Thursday, December 21, 2017

Biel And The Beanstalk

"Biel And The Beanstalk - A Balearic Government And Council Of Mallorca Pantomime For All The Tourist Family."

The story so far ... Biel is a moderately well-heeled eco-nationalist boy living on the family finca with a small herd of Friesians, which, because of a fall in the price of milk, have not been shown at the annual fair in Campos and, more importantly, have not been yielding the income required to keep an eco-nationalist family in sound financial order and their subscriptions to Catalan satellite channels up to date.

Nevertheless, under a Council of Mallorca scheme to boost the agrarian economy (thus ensuring economic diversification and a lengthening of the tourism season), Biel learns that there's a man who'll take the Friesians off the family's hands and allow the family to invest the money in a whole new line of artisan craft (pots, to you and me) to be sold at markets under another Council of Mallorca scheme to boost local trade.

As things turn out, the man in question, a certain Miquel, whose schemes for the Council of Mallorca have not all amounted to more than a hill of beans, is also an eco-nationalist. Miquel informs Biel that he has a whole load of magic carob beans, which have been grown under yet another Council of Mallorca scheme, this one to promote carob gastronomy (thus ensuring there is another niche tourism product and a lengthening of the tourism season).

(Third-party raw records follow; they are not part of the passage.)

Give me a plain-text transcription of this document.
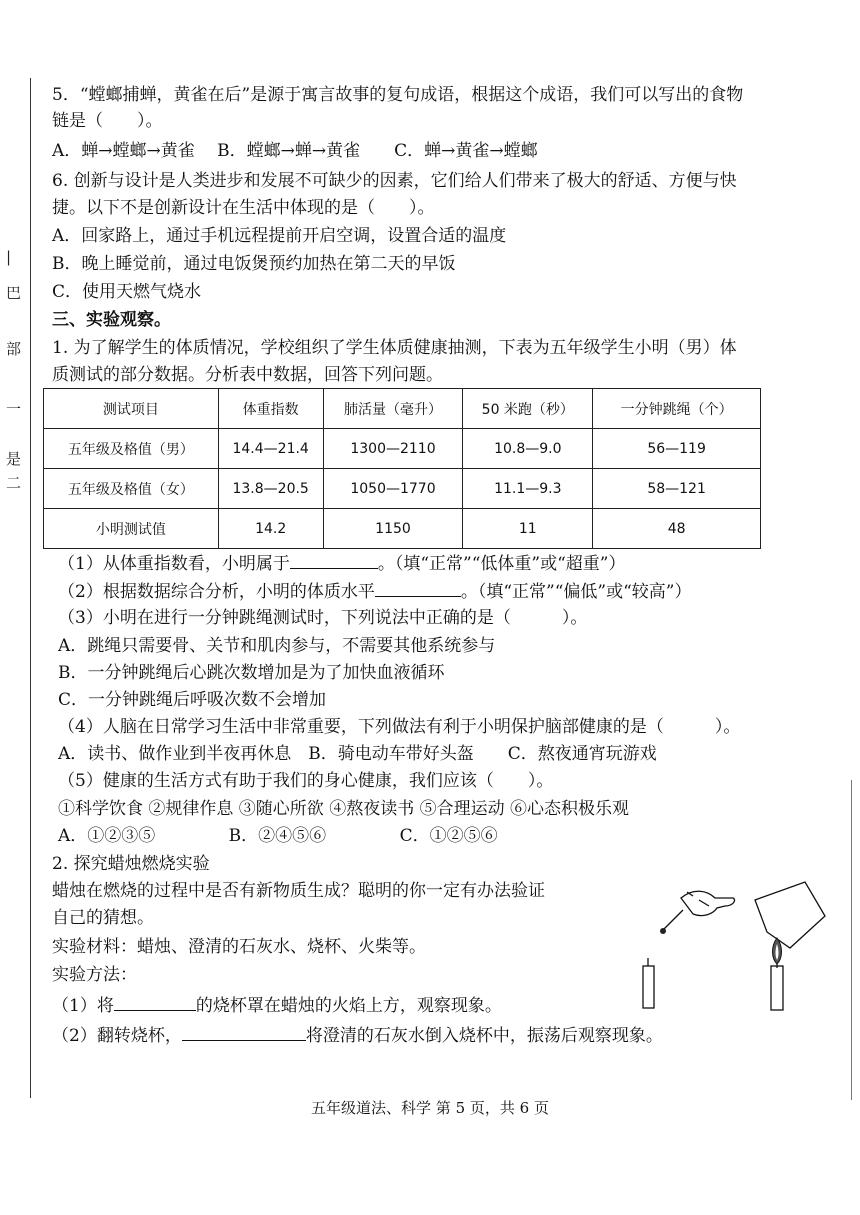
|
巴
部
一
是
二
5．“螳螂捕蝉，黄雀在后”是源于寓言故事的复句成语，根据这个成语，我们可以写出的食物
链是（　　）。
A．蝉→螳螂→黄雀　 B．螳螂→蝉→黄雀　　C．蝉→黄雀→螳螂
6. 创新与设计是人类进步和发展不可缺少的因素，它们给人们带来了极大的舒适、方便与快
捷。以下不是创新设计在生活中体现的是（　　）。
A．回家路上，通过手机远程提前开启空调，设置合适的温度
B．晚上睡觉前，通过电饭煲预约加热在第二天的早饭
C．使用天燃气烧水
三、实验观察。
1. 为了解学生的体质情况，学校组织了学生体质健康抽测，下表为五年级学生小明（男）体
质测试的部分数据。分析表中数据，回答下列问题。
测试项目	体重指数	肺活量（毫升）	50 米跑（秒）	一分钟跳绳（个）
五年级及格值（男）	14.4—21.4	1300—2110	10.8—9.0	56—119
五年级及格值（女）	13.8—20.5	1050—1770	11.1—9.3	58—121
小明测试值	14.2	1150	11	48
（1）从体重指数看，小明属于	。（填“正常”“低体重”或“超重”）
（2）根据数据综合分析，小明的体质水平	。（填“正常”“偏低”或“较高”）
（3）小明在进行一分钟跳绳测试时，下列说法中正确的是（　　　）。
A．跳绳只需要骨、关节和肌肉参与，不需要其他系统参与
B．一分钟跳绳后心跳次数增加是为了加快血液循环
C．一分钟跳绳后呼吸次数不会增加
（4）人脑在日常学习生活中非常重要，下列做法有利于小明保护脑部健康的是（　　　）。
A．读书、做作业到半夜再休息　B．骑电动车带好头盔　　C．熬夜通宵玩游戏
（5）健康的生活方式有助于我们的身心健康，我们应该（　　）。
①科学饮食 ②规律作息 ③随心所欲 ④熬夜读书 ⑤合理运动 ⑥心态积极乐观
A．①②③⑤　　　　 B．②④⑤⑥　　　　 C．①②⑤⑥
2. 探究蜡烛燃烧实验
蜡烛在燃烧的过程中是否有新物质生成？聪明的你一定有办法验证
自己的猜想。
实验材料：蜡烛、澄清的石灰水、烧杯、火柴等。
实验方法：
（1）将	的烧杯罩在蜡烛的火焰上方，观察现象。
（2）翻转烧杯，	将澄清的石灰水倒入烧杯中，振荡后观察现象。
五年级道法、科学 第 5 页，共 6 页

Biel exchanges the Friesians for the beans, but when he arrives home, minus the equivalent of several months tourist tax revenue at a five-star hotel, the family are livid. They will be unable to tune in to their Catalan satellite channels and watch the special Catalan Christmas pantomime - "Carles In Wonderland".

The beans are therefore thrown onto the ground, and Biel heads off to the bar and gets quietly drunk. Back home, and having slept off the effects of the Estrella Damm (brewed in Barcelona), Biel wakes to discover that there is a giant beanstalk on the finca. He decides to climb the beanstalk and, to his amazement, discovers a luxury hotel. Unbeknownst to Biel, the owners of this hotel have decided to introduce a touch of Mallorcan tradition. They have acquired their own giants, who are called Carmen and Gabriel in honour of two very important people in the Mallorcan hotel industry.

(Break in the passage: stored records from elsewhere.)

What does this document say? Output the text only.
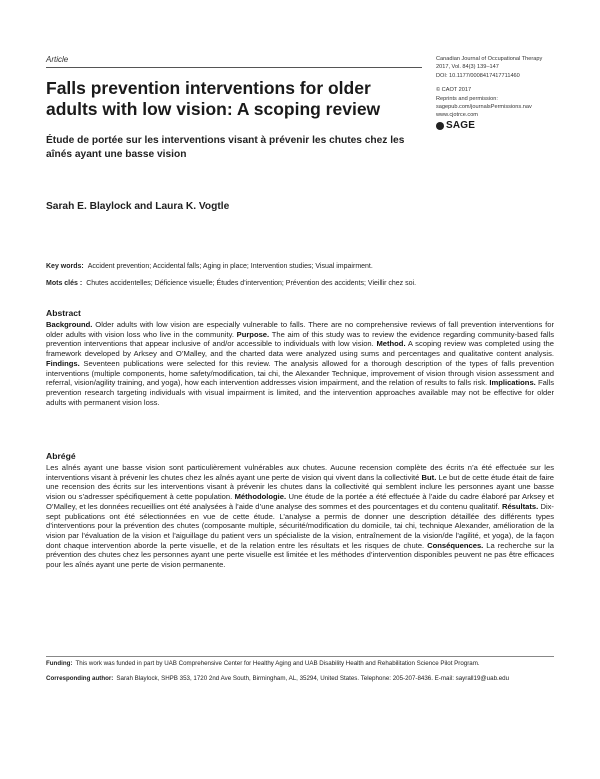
Article	Canadian Journal of Occupational Therapy
2017, Vol. 84(3) 139–147
DOI: 10.1177/0008417417711460
© CAOT 2017
Reprints and permission:
sagepub.com/journalsPermissions.nav
www.cjotrce.com
SAGE
Falls prevention interventions for older adults with low vision: A scoping review
Étude de portée sur les interventions visant à prévenir les chutes chez les aînés ayant une basse vision
Sarah E. Blaylock and Laura K. Vogtle
Key words: Accident prevention; Accidental falls; Aging in place; Intervention studies; Visual impairment.
Mots clés : Chutes accidentelles; Déficience visuelle; Études d’intervention; Prévention des accidents; Vieillir chez soi.
Abstract

Background. Older adults with low vision are especially vulnerable to falls. There are no comprehensive reviews of fall prevention interventions for older adults with vision loss who live in the community. Purpose. The aim of this study was to review the evidence regarding community-based falls prevention interventions that appear inclusive of and/or accessible to individuals with low vision. Method. A scoping review was completed using the framework developed by Arksey and O’Malley, and the charted data were analyzed using sums and percentages and qualitative content analysis. Findings. Seventeen publications were selected for this review. The analysis allowed for a thorough description of the types of falls prevention interventions (multiple components, home safety/modification, tai chi, the Alexander Technique, improvement of vision through vision assessment and referral, vision/agility training, and yoga), how each intervention addresses vision impairment, and the relation of results to falls risk. Implications. Falls prevention research targeting individuals with visual impairment is limited, and the intervention approaches available may not be effective for older adults with permanent vision loss.

Abrégé

Les aînés ayant une basse vision sont particulièrement vulnérables aux chutes. Aucune recension complète des écrits n’a été effectuée sur les interventions visant à prévenir les chutes chez les aînés ayant une perte de vision qui vivent dans la collectivité But. Le but de cette étude était de faire une recension des écrits sur les interventions visant à prévenir les chutes dans la collectivité qui semblent inclure les personnes ayant une basse vision ou s’adresser spécifiquement à cette population. Méthodologie. Une étude de la portée a été effectuée à l’aide du cadre élaboré par Arksey et O’Malley, et les données recueillies ont été analysées à l’aide d’une analyse des sommes et des pourcentages et du contenu qualitatif. Résultats. Dix-sept publications ont été sélectionnées en vue de cette étude. L’analyse a permis de donner une description détaillée des différents types d’interventions pour la prévention des chutes (composante multiple, sécurité/modification du domicile, tai chi, technique Alexander, amélioration de la vision par l’évaluation de la vision et l’aiguillage du patient vers un spécialiste de la vision, entraînement de la vision/de l’agilité, et yoga), de la façon dont chaque intervention aborde la perte visuelle, et de la relation entre les résultats et les risques de chute. Conséquences. La recherche sur la prévention des chutes chez les personnes ayant une perte visuelle est limitée et les méthodes d’intervention disponibles peuvent ne pas être efficaces pour les aînés ayant une perte de vision permanente.

Funding: This work was funded in part by UAB Comprehensive Center for Healthy Aging and UAB Disability Health and Rehabilitation Science Pilot Program.
Corresponding author: Sarah Blaylock, SHPB 353, 1720 2nd Ave South, Birmingham, AL, 35294, United States. Telephone: 205-207-8436. E-mail: sayrall19@uab.edu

The audience, naturally enough, warn Biel of the giants' presence. "They're behind you. Behind you." Biel hides and waits for the giants to fall asleep, whereupon he raids the safe. Back at the finca, the family are delighted. Biel has had it away with the equivalent of several months tourist tax revenue after all. The subscription to the satellite channels is swiftly renewed, and the family positively shriek with laughter as Carles outwits the Wicked Mariano and plants a custard pie in his face before reaffirming Catalan independence.

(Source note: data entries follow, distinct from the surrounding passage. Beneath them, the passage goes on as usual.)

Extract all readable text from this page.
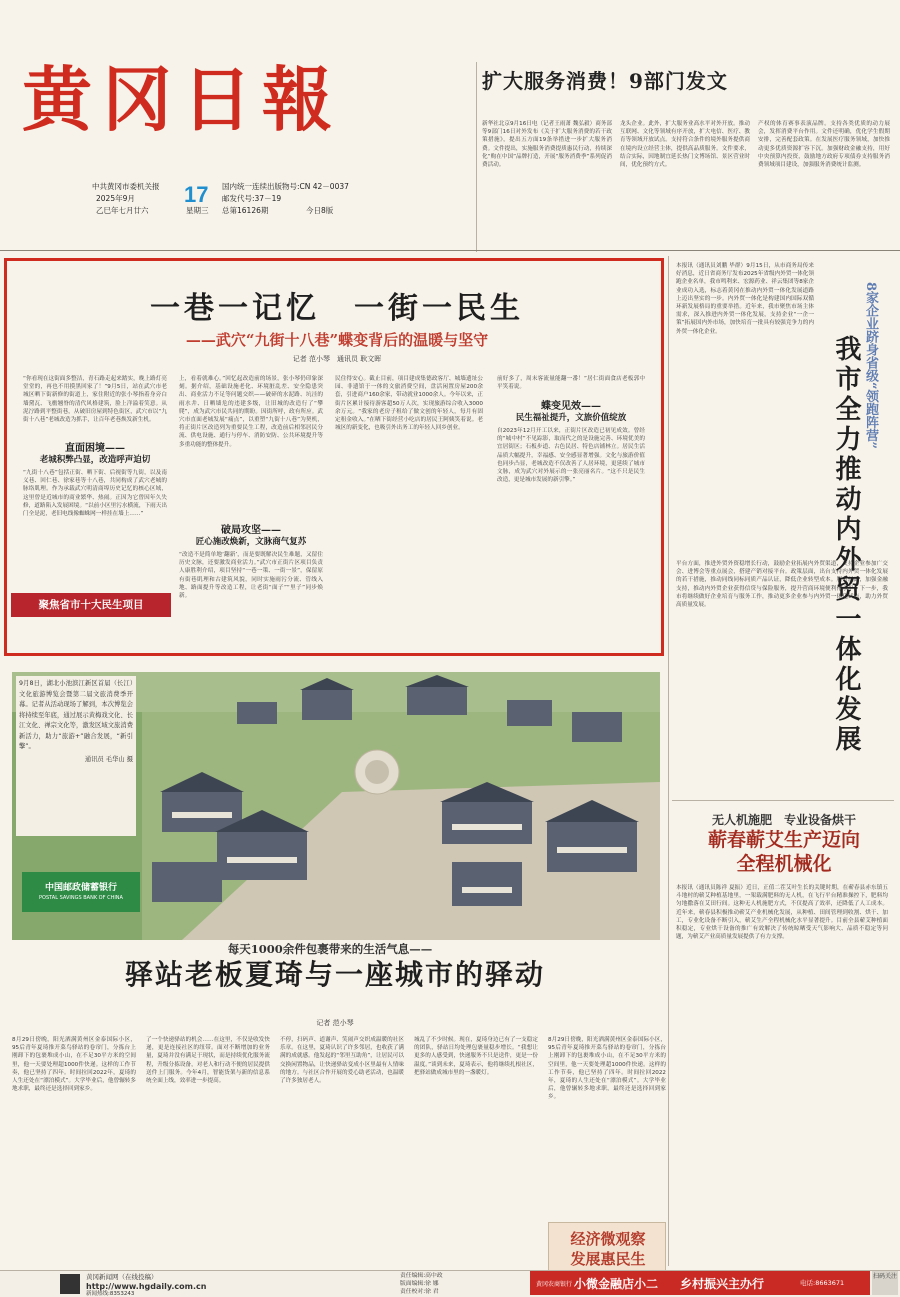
黄冈日報
中共黄冈市委机关报
2025年9月
乙巳年七月廿六
17
星期三
国内统一连续出版物号:CN 42－0037
邮发代号:37－19
总第16126期	今日8版
扩大服务消费！9部门发文
新华社北京9月16日电（记者王雨萧 魏弘毅）商务部等9部门16日对外发布《关于扩大服务消费的若干政策措施》，提出五方面19条举措进一步扩大服务消费。文件提出，实施服务消费提质惠民行动，持续深化“购在中国”品牌打造，开展“服务消费季”系列促消费活动。
龙头企业。此外，扩大服务业高水平对外开放。推动互联网、文化等领域有序开放，扩大电信、医疗、教育等领域开放试点。支持符合条件的境外服务提供商在境内设立经营主体，提供高品质服务。文件要求，结合实际，因地制宜延长热门文博场馆、景区营业时间，优化预约方式。
产权的体育赛事表演品牌。支持各类优质的动力展会，发挥消费平台作用。文件还明确，优化学生假期安排，完善配套政策。在发展医疗服务领域，加快推动更多优质资源扩容下沉。加强财政金融支持，用好中央预算内投资，鼓励地方政府专项债券支持服务消费领域项目建设，加强服务消费统计监测。
一巷一记忆　一街一民生
——武穴“九街十八巷”蝶变背后的温暖与坚守
记者 范小琴　通讯员 耿文晖
“你看现在这街面多整洁，青石路走起来踏实，晚上路灯亮堂堂的，再也不用摸黑回家了！”9月5日，站在武穴市老城区晒下街新修的街道上，家住附近的张小琴指着身旁白墙黛瓦、飞檐翘脊的清代风格建筑，脸上洋溢着笑意。从泥泞路到平整街巷，从破旧房屋到特色街区，武穴市以“九街十八巷”老城改造为抓手，让百年老巷焕发新生机。
直面困境——
老城积弊凸显，改造呼声迫切
“九街十八巷”包括正街、晒下街、后视街等九街，以及南义巷、回仁巷、徐家巷等十八巷，共同构成了武穴老城的脉络肌理。作为承载武穴明清商埠历史记忆的核心区域，这里曾是近城市的商业繁华、热闹。正因为它曾因年久失修，道路陷入发展困境。“以前小区里污水横流，下雨天出门全是泥，老旧电线像蜘蛛网一样挂在墙上……”
聚焦省市十大民生项目
上，看着就难心。”回忆起改造前的场景，张小琴仍印象深刻。据介绍，基础设施老化、环境脏乱差、安全隐患突出、商业活力不足等问题交织——破碎的水泥路、坑洼的雨水井、日晒墙危的违建多级，让旧城的改造行了“攀爬”，成为武穴市民共同的期盼。因街所呼，政有所应。武穴市直面老城发展“痛点”，以重塑“九街十八巷”为契机，将正街片区改造列为重要民生工程，改造前后相邻居民分流、供电设施、通行与停车、消防安防、公共环境提升等多重功能的整体提升。
破局攻坚——
匠心施改焕新，文脉商气复苏
“改造不是简单地‘翻新’，而是要既解决民生难题，又留住历史文脉，还要激发商业活力。”武穴市正街片区项目负责人康胜利介绍，项目坚持“一巷一策、一街一景”，保留原有街巷肌理和古建筑风貌，同时实施雨污分流、管线入地、路面提升等改造工程，让老街“面子”“里子”同步焕新。
民住得安心。截止目前，项目建成集德政客厅、城墙遗址公园、非遗馆于一体的文旅消费空间，盘活闲置房屋200余套，引进商户160余家，带动就业1000余人。今年以来，正街片区累计接待游客超50万人次，实现旅游综合收入3000余万元。“我家的老房子租给了做文创的年轻人，每月有固定租金收入。”在晒下街经营小吃店的居民王阿姨笑着说。老城区的新变化，也吸引外出务工的年轻人回乡创业。
前好多了，周末客流量能翻一番！”居仁街面食店老板郭中平笑着说。
蝶变见效——
民生福祉提升，文旅价值绽放
自2023年12月开工以来，正街片区改造已初见成效。曾经的“城中村”不见踪影，取而代之的是设施完善、环境优美的宜居街区；石板步道、古色民居、特色店铺林立。居民生活品质大幅提升，幸福感、安全感显著增强。文化与旅游价值也同步凸显，老城改造不仅改善了人居环境，更延续了城市文脉，成为武穴对外展示的一张亮丽名片。“这不只是民生改造，更是城市发展的新引擎。”
本报讯（通讯员刘鹏 毕群）9月15日，从市商务局传来好消息，近日省商务厅发布2025年省级内外贸一体化领跑企业名单，我市鸣利来、宏源药业、祥云集团等8家企业成功入选，标志着黄冈在推动内外贸一体化发展道路上迈出坚实的一步。内外贸一体化是构建国内国际双循环新发展格局的重要举措。近年来，我市聚焦市场主体需求，深入推进内外贸一体化发展，支持企业“一企一策”拓展国内外市场，加快培育一批具有较强竞争力的内外贸一体化企业。
平台方面，推进外贸外资稳增长行动，鼓励企业拓展内外贸渠道，支持企业参加广交会、进博会等重点展会，搭建产销对接平台。政策层面，出台支持内外贸一体化发展的若干措施，推动同线同标同质产品认证，降低企业转型成本。服务层面，加强金融支持，推动内外贸企业获得信贷与保险服务，提升营商环境便利化水平。下一步，我市将继续做好企业培育与服务工作，推动更多企业参与内外贸一体化试点，助力外贸高质量发展。
8家企业跻身省级“领跑阵营”
我市全力推动内外贸一体化发展
无人机施肥　专业设备烘干
蕲春蕲艾生产迈向全程机械化
本报讯（通讯员陈祥 夏振）近日，正值二茬艾叶生长的关键时期，在蕲春县赤东镇五斗地村的蕲艾种植基地里，一架载满肥料的无人机，在飞行平台精准操控下，肥料均匀地撒落在艾田行间。这种无人机施肥方式，不仅提高了效率，还降低了人工成本。近年来，蕲春县积极推动蕲艾产业机械化发展，从种植、田间管理到收割、烘干、加工，专业化设备不断引入，蕲艾生产全程机械化水平显著提升。目前全县蕲艾种植面积稳定，专业烘干设备的推广有效解决了传统晾晒受天气影响大、品质不稳定等问题，为蕲艾产业高质量发展提供了有力支撑。
9月8日，湖北小池滨江新区首届（长江）文化旅游博览会暨第二届文旅消费季开幕。记者从活动现场了解到，本次博览会将持续至年底，通过展示黄梅戏文化、长江文化、禅宗文化等，激发区域文旅消费新活力，助力“旅游+”融合发展，“新引擎”。

通讯员 毛华山 摄
中国邮政储蓄银行
POSTAL SAVINGS BANK OF CHINA
每天1000余件包裹带来的生活气息——
驿站老板夏琦与一座城市的驿动
记者 范小琴
8月29日傍晚，阳光洒满黄州区金泰国际小区，95后青年夏琦推开菜鸟驿站的卷帘门，分拣台上刚卸下的包裹堆成小山，在不足30平方米的空间里，他一天要处理超1000件快递。这样的工作节奏，他已坚持了四年。时间拉回2022年，夏琦的人生还处在“漂泊模式”。大学毕业后，他曾辗转多地求职，最终还是选择回到家乡。
了一个快递驿站的机会……在这里，不仅是收发快递，更是连接社区的纽带。面对不断增加的业务量，夏琦并没有满足于现状，而是持续优化服务流程，升级分拣设备，对老人和行动不便的居民提供送件上门服务。今年4月，智能货架与新的信息系统全面上线，效率进一步提高。
不停，扫码声、道谢声、笑闹声交织成温暖的社区乐章。在这里，夏琦认识了许多邻居，也收获了满满的成就感。他发起的“邻里互助角”，让居民可以交换闲置物品，让快递驿站变成小区里最有人情味的地方。与社区合作开展的爱心助老活动，也温暖了许多独居老人。
城乱了不少时候。现在，夏琦身边已有了一支稳定的团队，驿站日均处理包裹量稳步增长。“我想让更多的人感受到，快递服务不只是送件，更是一份温度。”谈到未来，夏琦表示，他将继续扎根社区，把驿站做成城市里的一盏暖灯。
8月29日傍晚，阳光洒满黄州区金泰国际小区，95后青年夏琦推开菜鸟驿站的卷帘门，分拣台上刚卸下的包裹堆成小山，在不足30平方米的空间里，他一天要处理超1000件快递。这样的工作节奏，他已坚持了四年。时间拉回2022年，夏琦的人生还处在“漂泊模式”。大学毕业后，他曾辗转多地求职，最终还是选择回到家乡。
经济微观察
发展惠民生
黄冈新闻网（在线投稿）
http://www.hgdaily.com.cn
新闻热线:8353243
责任编辑:高中政
版面编辑:徐 娜
责任校对:徐 君
黄冈农商银行 小微金融店小二 乡村振兴主办行	电话:8663671
扫码关注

Biel, emboldened by his achievement, climbs the beanstalk again. Goodness, he thinks, what a fine and benevolent fellow eco-nationalist Miquel has turned out to be. And things only get better. The giants are still asleep, and Biel spies a goose that lays golden eggs. "What's your name?" Biel asks the goose. "Tourism," replies the goose. "Are you going to steal me?" "Well, it had occurred to me that I might," explains Biel. "And then what?" the goose wants to know. "Erm, slap some more tourist tax on you, that sort of thing." "You really shouldn't do that," the goose insists.

Down the beanstalk Biel goes again, this time clutching the goose. When he gets to the bottom, he encounters another eco-nationalist, this one by the name of Vicenç. "I'm from environment," announces Vicenç. "I'm afraid that this beanstalk has been infected by the xylella bacterium. You're going to have to chop it down."

"I can't do that," Biel responds. "There's a luxury hotel at the top of it." Blinking into the clear Mallorcan sky, Vicenç considers for one moment. "Was there planning permission for it? Does the Council of Mallorca's urban discipline department know?" "Well, I've no idea," says Biel. "Look, if I were you," advises Vicenç, "I'd chop it down. I mean, the beanstalk is on your finca. You'll be liable for the fine. And another thing. Is that hotel paying the rubbish tax?" "I doubt it," responds Biel. "Ok, I'll chop it down."

And so the beanstalk fell to earth, as did the hotel and the giants. Carmen and Gabriel were no more. Vicenç, meanwhile (because he's also from agriculture), turns his attention to the goose. "Have you got a licence for that goose?" "Not as such," says Biel. The goose looks at both of them. "You're not going to kill me, are you?" Vicenç shrugs. "Not me, I'm not the tourism minister. Biel?" "Funnily enough, nor am I."

And so it ends. It was only a pantomime after all. Oh no it wasn't.